Home Entertainment Review: Gemini Man

How can you not think that watching an older Will Smith battling a younger version of himself wouldn't be entertaining? That's the premise of Ang Lee's Gemini Man, which hit homes last week on Blu-ray and DVD. The charisma of Will Smith is enough just when there's one of him. Now just imagine how much allure we're bombarded with here. We get grizzled and angry Will at age 51 and young and spry with just the right amount of angst Smith at around 21 smacking each other around.

Henry Brogan is an elite 51-year-old assassin who's ready to call it quits after completing his 72nd job. His plans get turned upside down when he becomes the target of a mysterious operative who can seemingly predict his every move. To his horror, Brogan soon learns that the man who's trying to kill him is a younger, faster, cloned version of himself in Gemini Man.

The most impressive thing about Gemini Man is how realistic the CGI looks for young Will Smith. He looks better than anything we've seen Disney do with the Avengers. You really forget you're not looking at an outraged Fresh Prince most of the time. I hate steering attention away from Industrial, Light, and Magic (ILM), but WETA REALLY delivered the goods here.I'm not going to say there's not little imperfections here and there, but overall it's impeccable.


Although the story isn't original by any means, Gemini Man makes up for that with a solid cast and energy that makes up for it. Every actor brings a sincerity to their role and performance. It also doesn't rely on just big action sequences, but carries a story as well.

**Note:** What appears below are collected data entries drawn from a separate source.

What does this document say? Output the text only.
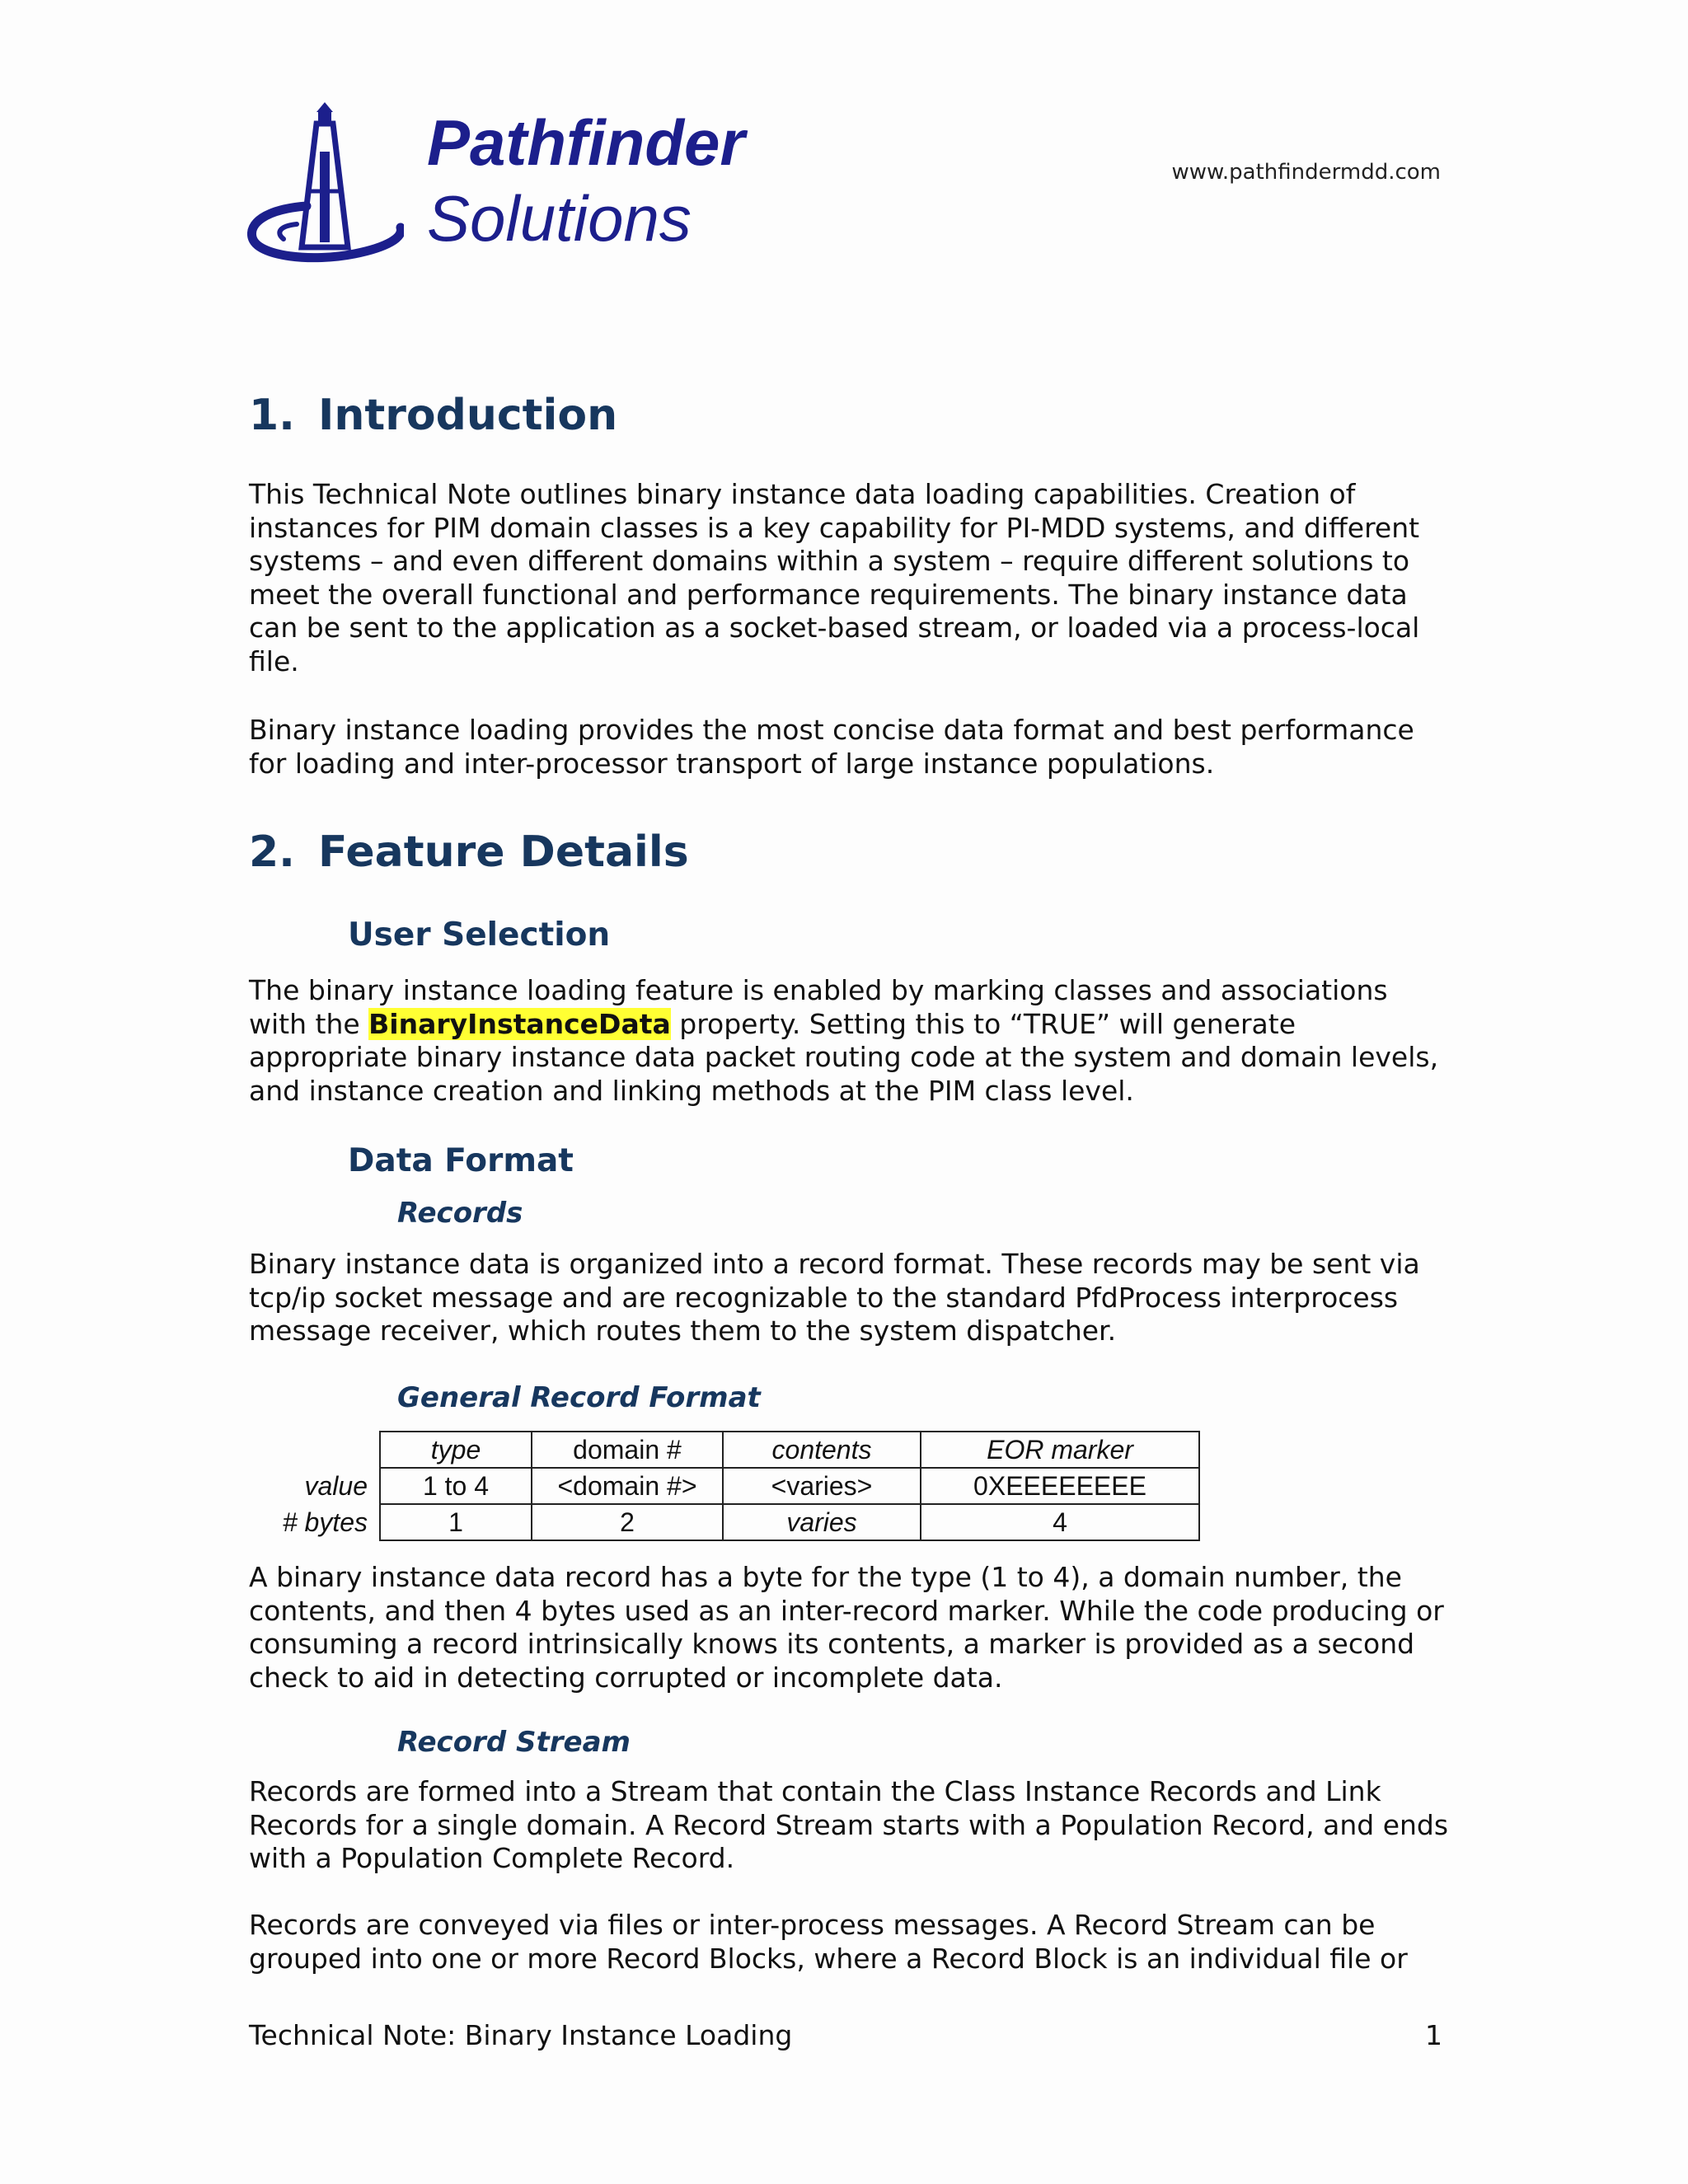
Pathfinder
Solutions
www.pathfindermdd.com
1. Introduction
This Technical Note outlines binary instance data loading capabilities. Creation of instances for PIM domain classes is a key capability for PI-MDD systems, and different systems – and even different domains within a system – require different solutions to meet the overall functional and performance requirements. The binary instance data can be sent to the application as a socket-based stream, or loaded via a process-local file.
Binary instance loading provides the most concise data format and best performance for loading and inter-processor transport of large instance populations.
2. Feature Details
User Selection
The binary instance loading feature is enabled by marking classes and associations with the BinaryInstanceData property. Setting this to “TRUE” will generate appropriate binary instance data packet routing code at the system and domain levels, and instance creation and linking methods at the PIM class level.
Data Format
Records
Binary instance data is organized into a record format. These records may be sent via tcp/ip socket message and are recognizable to the standard PfdProcess interprocess message receiver, which routes them to the system dispatcher.
General Record Format
	type	domain #	contents	EOR marker
value	1 to 4	<domain #>	<varies>	0XEEEEEEEE
# bytes	1	2	varies	4
A binary instance data record has a byte for the type (1 to 4), a domain number, the contents, and then 4 bytes used as an inter-record marker. While the code producing or consuming a record intrinsically knows its contents, a marker is provided as a second check to aid in detecting corrupted or incomplete data.
Record Stream
Records are formed into a Stream that contain the Class Instance Records and Link Records for a single domain. A Record Stream starts with a Population Record, and ends with a Population Complete Record.
Records are conveyed via files or inter-process messages. A Record Stream can be grouped into one or more Record Blocks, where a Record Block is an individual file or
Technical Note: Binary Instance Loading	1
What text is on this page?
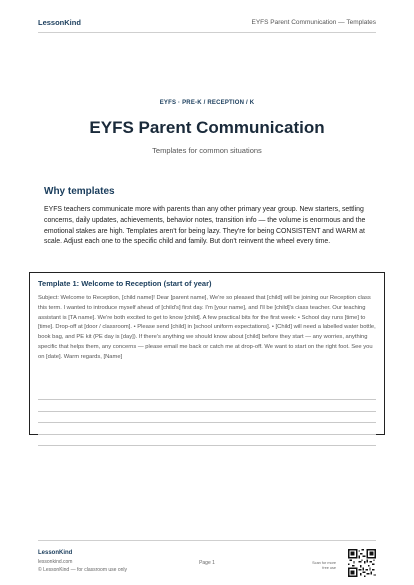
LessonKind	EYFS Parent Communication — Templates
EYFS · PRE-K / RECEPTION / K
EYFS Parent Communication
Templates for common situations
Why templates
EYFS teachers communicate more with parents than any other primary year group. New starters, settling concerns, daily updates, achievements, behavior notes, transition info — the volume is enormous and the emotional stakes are high. Templates aren't for being lazy. They're for being CONSISTENT and WARM at scale. Adjust each one to the specific child and family. But don't reinvent the wheel every time.
Template 1: Welcome to Reception (start of year)
Subject: Welcome to Reception, [child name]! Dear [parent name], We're so pleased that [child] will be joining our Reception class this term. I wanted to introduce myself ahead of [child's] first day. I'm [your name], and I'll be [child]'s class teacher. Our teaching assistant is [TA name]. We're both excited to get to know [child]. A few practical bits for the first week: • School day runs [time] to [time]. Drop-off at [door / classroom]. • Please send [child] in [school uniform expectations]. • [Child] will need a labelled water bottle, book bag, and PE kit (PE day is [day]). If there's anything we should know about [child] before they start — any worries, anything specific that helps them, any concerns — please email me back or catch me at drop-off. We want to start on the right foot. See you on [date]. Warm regards, [Name]
LessonKind
lessonkind.com
© LessonKind — for classroom use only
Page 1	Scan for more free use
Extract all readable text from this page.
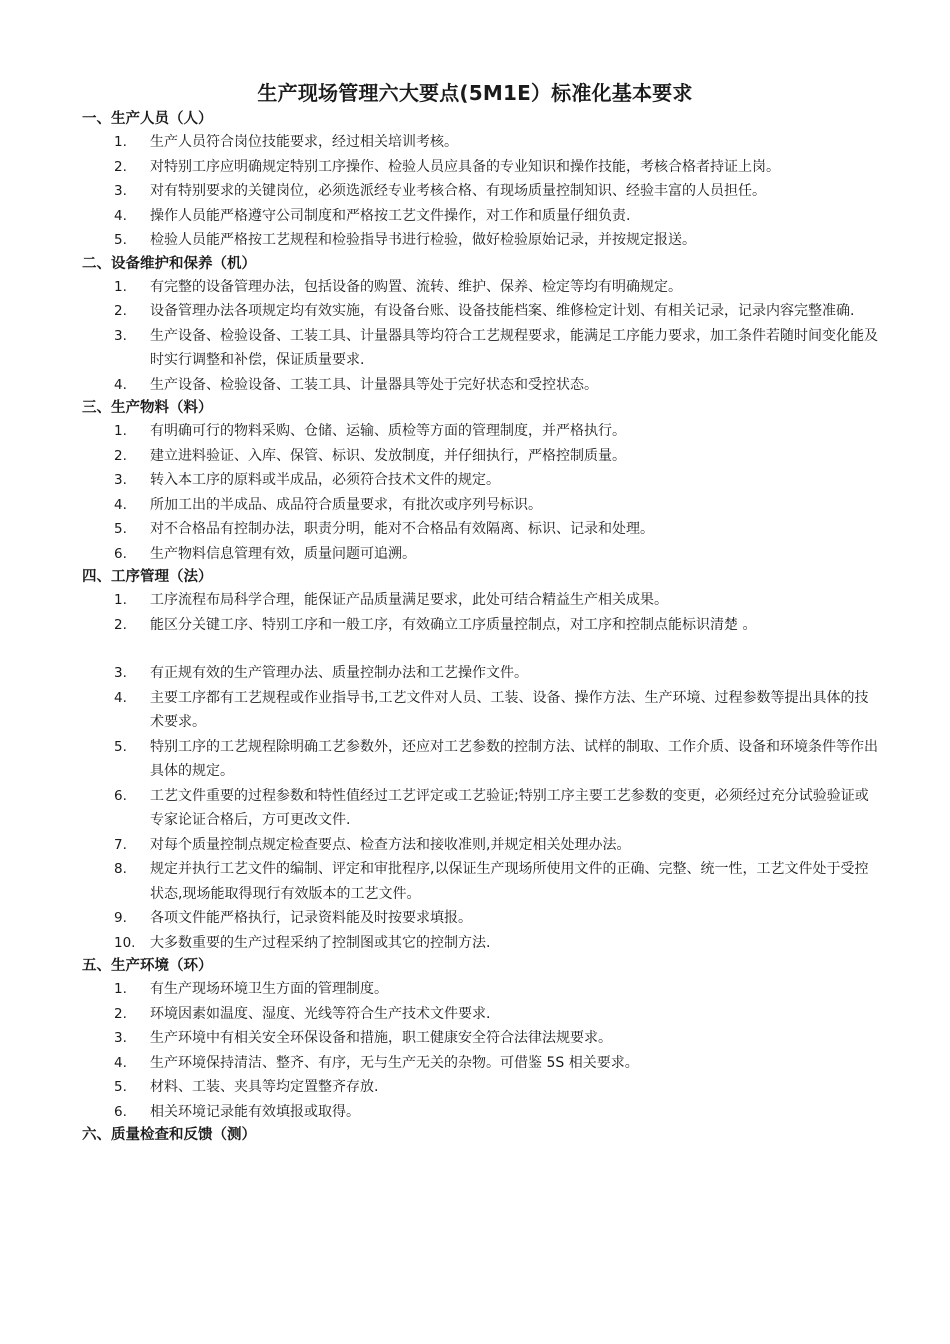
生产现场管理六大要点(5M1E）标准化基本要求
一、生产人员（人）
1. 生产人员符合岗位技能要求，经过相关培训考核。
2. 对特别工序应明确规定特别工序操作、检验人员应具备的专业知识和操作技能，考核合格者持证上岗。
3. 对有特别要求的关键岗位，必须选派经专业考核合格、有现场质量控制知识、经验丰富的人员担任。
4. 操作人员能严格遵守公司制度和严格按工艺文件操作，对工作和质量仔细负责.
5. 检验人员能严格按工艺规程和检验指导书进行检验，做好检验原始记录，并按规定报送。
二、设备维护和保养（机）
1. 有完整的设备管理办法，包括设备的购置、流转、维护、保养、检定等均有明确规定。
2. 设备管理办法各项规定均有效实施，有设备台账、设备技能档案、维修检定计划、有相关记录，记录内容完整准确.
3. 生产设备、检验设备、工装工具、计量器具等均符合工艺规程要求，能满足工序能力要求，加工条件若随时间变化能及时实行调整和补偿，保证质量要求.
4. 生产设备、检验设备、工装工具、计量器具等处于完好状态和受控状态。
三、生产物料（料）
1. 有明确可行的物料采购、仓储、运输、质检等方面的管理制度，并严格执行。
2. 建立进料验证、入库、保管、标识、发放制度，并仔细执行，严格控制质量。
3. 转入本工序的原料或半成品，必须符合技术文件的规定。
4. 所加工出的半成品、成品符合质量要求，有批次或序列号标识。
5. 对不合格品有控制办法，职责分明，能对不合格品有效隔离、标识、记录和处理。
6. 生产物料信息管理有效，质量问题可追溯。
四、工序管理（法）
1. 工序流程布局科学合理，能保证产品质量满足要求，此处可结合精益生产相关成果。
2. 能区分关键工序、特别工序和一般工序，有效确立工序质量控制点，对工序和控制点能标识清楚 。
3. 有正规有效的生产管理办法、质量控制办法和工艺操作文件。
4. 主要工序都有工艺规程或作业指导书,工艺文件对人员、工装、设备、操作方法、生产环境、过程参数等提出具体的技术要求。
5. 特别工序的工艺规程除明确工艺参数外，还应对工艺参数的控制方法、试样的制取、工作介质、设备和环境条件等作出具体的规定。
6. 工艺文件重要的过程参数和特性值经过工艺评定或工艺验证;特别工序主要工艺参数的变更，必须经过充分试验验证或专家论证合格后，方可更改文件.
7. 对每个质量控制点规定检查要点、检查方法和接收准则,并规定相关处理办法。
8. 规定并执行工艺文件的编制、评定和审批程序,以保证生产现场所使用文件的正确、完整、统一性，工艺文件处于受控状态,现场能取得现行有效版本的工艺文件。
9. 各项文件能严格执行，记录资料能及时按要求填报。
10. 大多数重要的生产过程采纳了控制图或其它的控制方法.
五、生产环境（环）
1. 有生产现场环境卫生方面的管理制度。
2. 环境因素如温度、湿度、光线等符合生产技术文件要求.
3. 生产环境中有相关安全环保设备和措施，职工健康安全符合法律法规要求。
4. 生产环境保持清洁、整齐、有序，无与生产无关的杂物。可借鉴 5S 相关要求。
5. 材料、工装、夹具等均定置整齐存放.
6. 相关环境记录能有效填报或取得。
六、质量检查和反馈（测）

Speaking of the action sequences in Gemini Man, there are a few that are downright spectacular. The sequence where young Will Smith is attacking old Will Smith with a motorcycle is ridiculously cool. You'll want to re-watch it a few times just to soak it in. There's some hand-to-hand combat between the two that is rather dynamic as they trade off punches back and forth.

Ang Lee directed Gemini Man. Will Smith, Mary Elizabeth Winstead, Clive Owen, and Benedict Wong star in the film. It is rated PG-13 for violence and action throughout, and brief strong language.